Consumer New Zealand sent mystery shoppers to gather advice on investment and pre-retirement plans. Out of 17 plans, an expert review panel failed all but three.
Major firms such as Westpac Bank, AMP, Money Managers and Rutherford Rede were among those whose plans the panel slammed.
The three plans that were rated as "good" were from First Capital NZ and Stuart and Carlyon, which provided investment plans, and Trustee Executors, which provided a pre-retirement plan.
Consumer NZ chief executive Sue Chetwin said the incompetence shown by advisers meant Government moves to reform the industry needed to begin immediately, instead of late next year.
"There was poor analysis, unclear costs, advisers portraying themselves as independent when they were not, high costs and bad products."
Ms Chetwin said commission payments were a reason advisers offered specific products, even if they did not fit the consumer.
She said Consumer NZ was calling for a ban on these incentives.
Shoppers looking for pre-retirement plans were often told to invest too much when they already had a large mortgage. For plans of little practical help, the mystery customers paid an average of $784.
Those seeking investment advice were rarely informed of the initial and ongoing costs of the advice.
The average cost of the mostly meaningless plans was $549.
The Government's Commissioner for Financial Advisers, Annabel Cotton, said the results were disappointing but not surprising given the light regulation of the industry.
An overhaul of the finance industry began in 2008.

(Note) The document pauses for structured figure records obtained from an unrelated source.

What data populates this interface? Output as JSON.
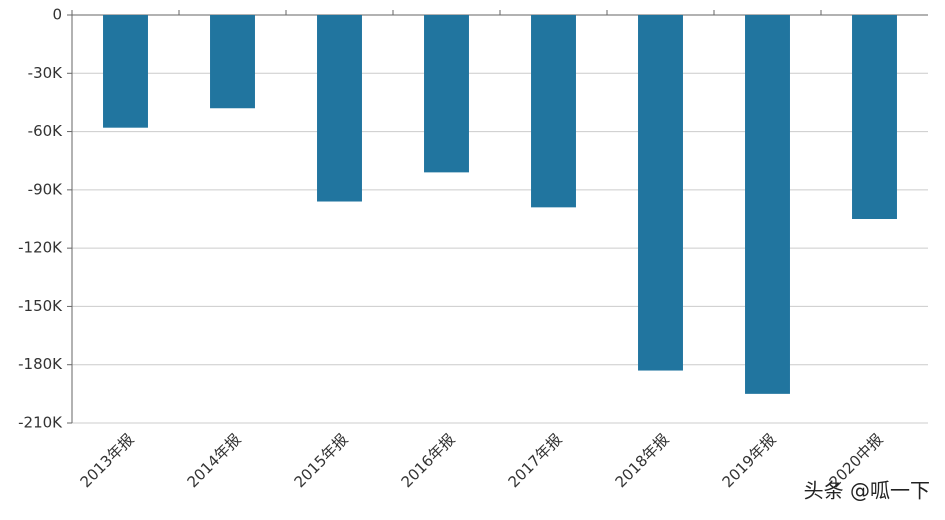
{
  "chart_data": {
    "type": "bar",
    "categories": [
      "2013年报",
      "2014年报",
      "2015年报",
      "2016年报",
      "2017年报",
      "2018年报",
      "2019年报",
      "2020中报"
    ],
    "values": [
      -58000,
      -48000,
      -96000,
      -81000,
      -99000,
      -183000,
      -195000,
      -105000
    ],
    "color": "#21759f",
    "ylim": [
      -210000,
      0
    ],
    "yticks": [
      0,
      {
        "value": -30000,
        "label": "-30K"
      },
      {
        "value": -60000,
        "label": "-60K"
      },
      {
        "value": -90000,
        "label": "-90K"
      },
      {
        "value": -120000,
        "label": "-120K"
      },
      {
        "value": -150000,
        "label": "-150K"
      },
      {
        "value": -180000,
        "label": "-180K"
      },
      {
        "value": -210000,
        "label": "-210K"
      }
    ],
    "grid": true,
    "watermark": "头条 @呱一下"
  }
}
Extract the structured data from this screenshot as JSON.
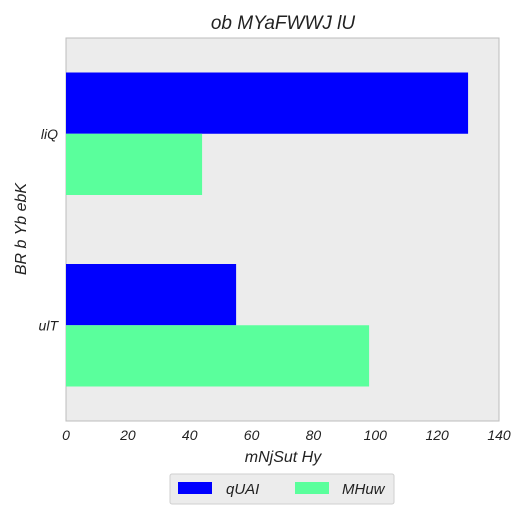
{
  "chart_data": {
    "type": "bar",
    "orientation": "horizontal",
    "title": "ob MYaFWWJ  lU",
    "xlabel": "mNjSut Hy",
    "ylabel": "BR b Yb ebK",
    "categories": [
      "liQ",
      "ulT"
    ],
    "series": [
      {
        "name": "qUAI",
        "color": "#0000ff",
        "values": [
          130,
          55
        ]
      },
      {
        "name": "MHuw",
        "color": "#5aff9c",
        "values": [
          44,
          98
        ]
      }
    ],
    "xlim": [
      0,
      140
    ],
    "xticks": [
      "0",
      "20",
      "40",
      "60",
      "80",
      "100",
      "120",
      "140"
    ],
    "grid": false,
    "legend": "bottom-center",
    "background": "#ececec"
  }
}
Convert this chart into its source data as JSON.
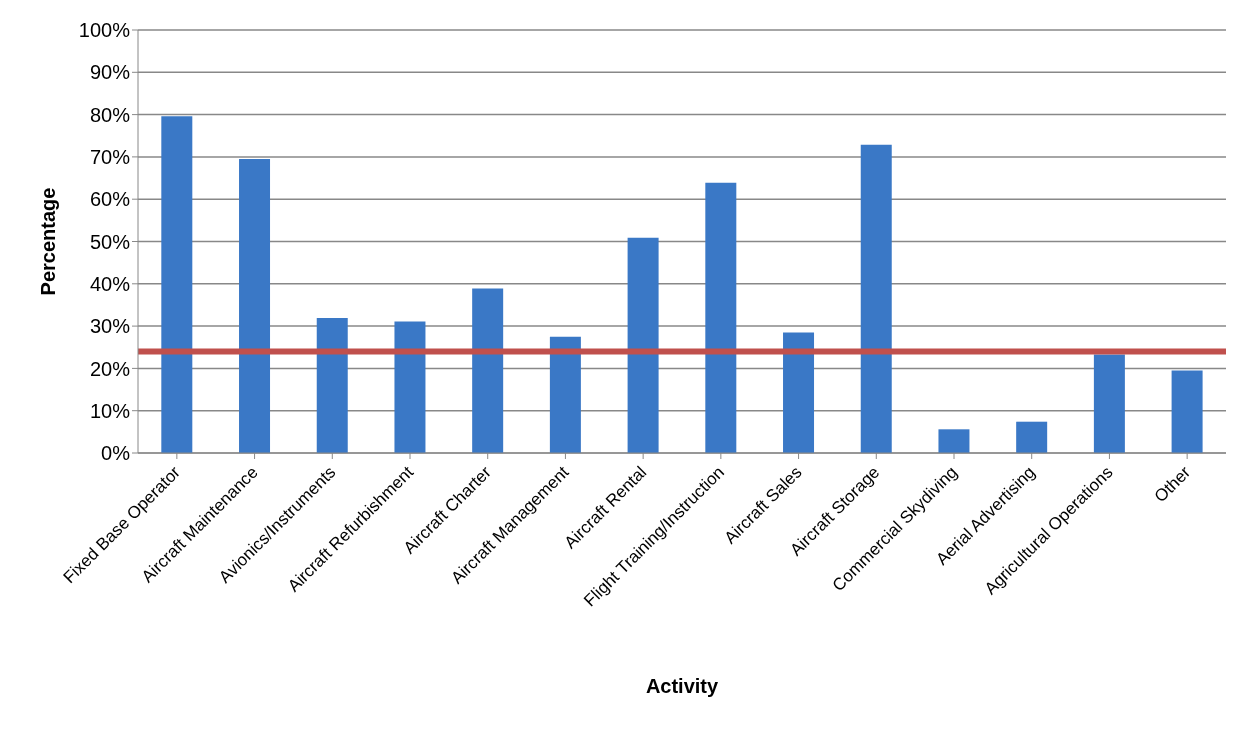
{
  "chart_data": {
    "type": "bar",
    "xlabel": "Activity",
    "ylabel": "Percentage",
    "categories": [
      "Fixed Base Operator",
      "Aircraft Maintenance",
      "Avionics/Instruments",
      "Aircraft Refurbishment",
      "Aircraft Charter",
      "Aircraft Management",
      "Aircraft Rental",
      "Flight Training/Instruction",
      "Aircraft Sales",
      "Aircraft Storage",
      "Commercial Skydiving",
      "Aerial Advertising",
      "Agricultural Operations",
      "Other"
    ],
    "values": [
      79.6,
      69.5,
      31.9,
      31.1,
      38.9,
      27.5,
      50.9,
      63.9,
      28.5,
      72.9,
      5.6,
      7.4,
      23.3,
      19.5
    ],
    "color": "#3a78c6",
    "ylim": [
      0,
      100
    ],
    "yticks": [
      {
        "value": 0,
        "label": "0%"
      },
      {
        "value": 10,
        "label": "10%"
      },
      {
        "value": 20,
        "label": "20%"
      },
      {
        "value": 30,
        "label": "30%"
      },
      {
        "value": 40,
        "label": "40%"
      },
      {
        "value": 50,
        "label": "50%"
      },
      {
        "value": 60,
        "label": "60%"
      },
      {
        "value": 70,
        "label": "70%"
      },
      {
        "value": 80,
        "label": "80%"
      },
      {
        "value": 90,
        "label": "90%"
      },
      {
        "value": 100,
        "label": "100%"
      }
    ],
    "grid": "y",
    "ref_lines": [
      {
        "axis": "y",
        "value": 24,
        "color": "#c0504d"
      }
    ]
  }
}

Commerce Minister Simon Power said the new regime would begin to address the apparent shortcomings.
He added that the industry needed to be willing to reform itself, otherwise Government intervention would be only partially effective.
Panel member Jonathan Glass, a client adviser for Gareth Morgan Investments, said there were few signs that the industry was preparing itself for these reforms.
"Some of these advisers seem to be trying to make hay while the sun shines, certainly until the regulations come into play."
Even if Government change was a year away, firms could improve their disclosure immediately, he said.
"It could be done tomorrow. They should have to provide a disclosure document of one or two pages, standardised across the industry, which allows customers to compare apples with apples.
"It's not hard, but this industry makes it damn near impossible."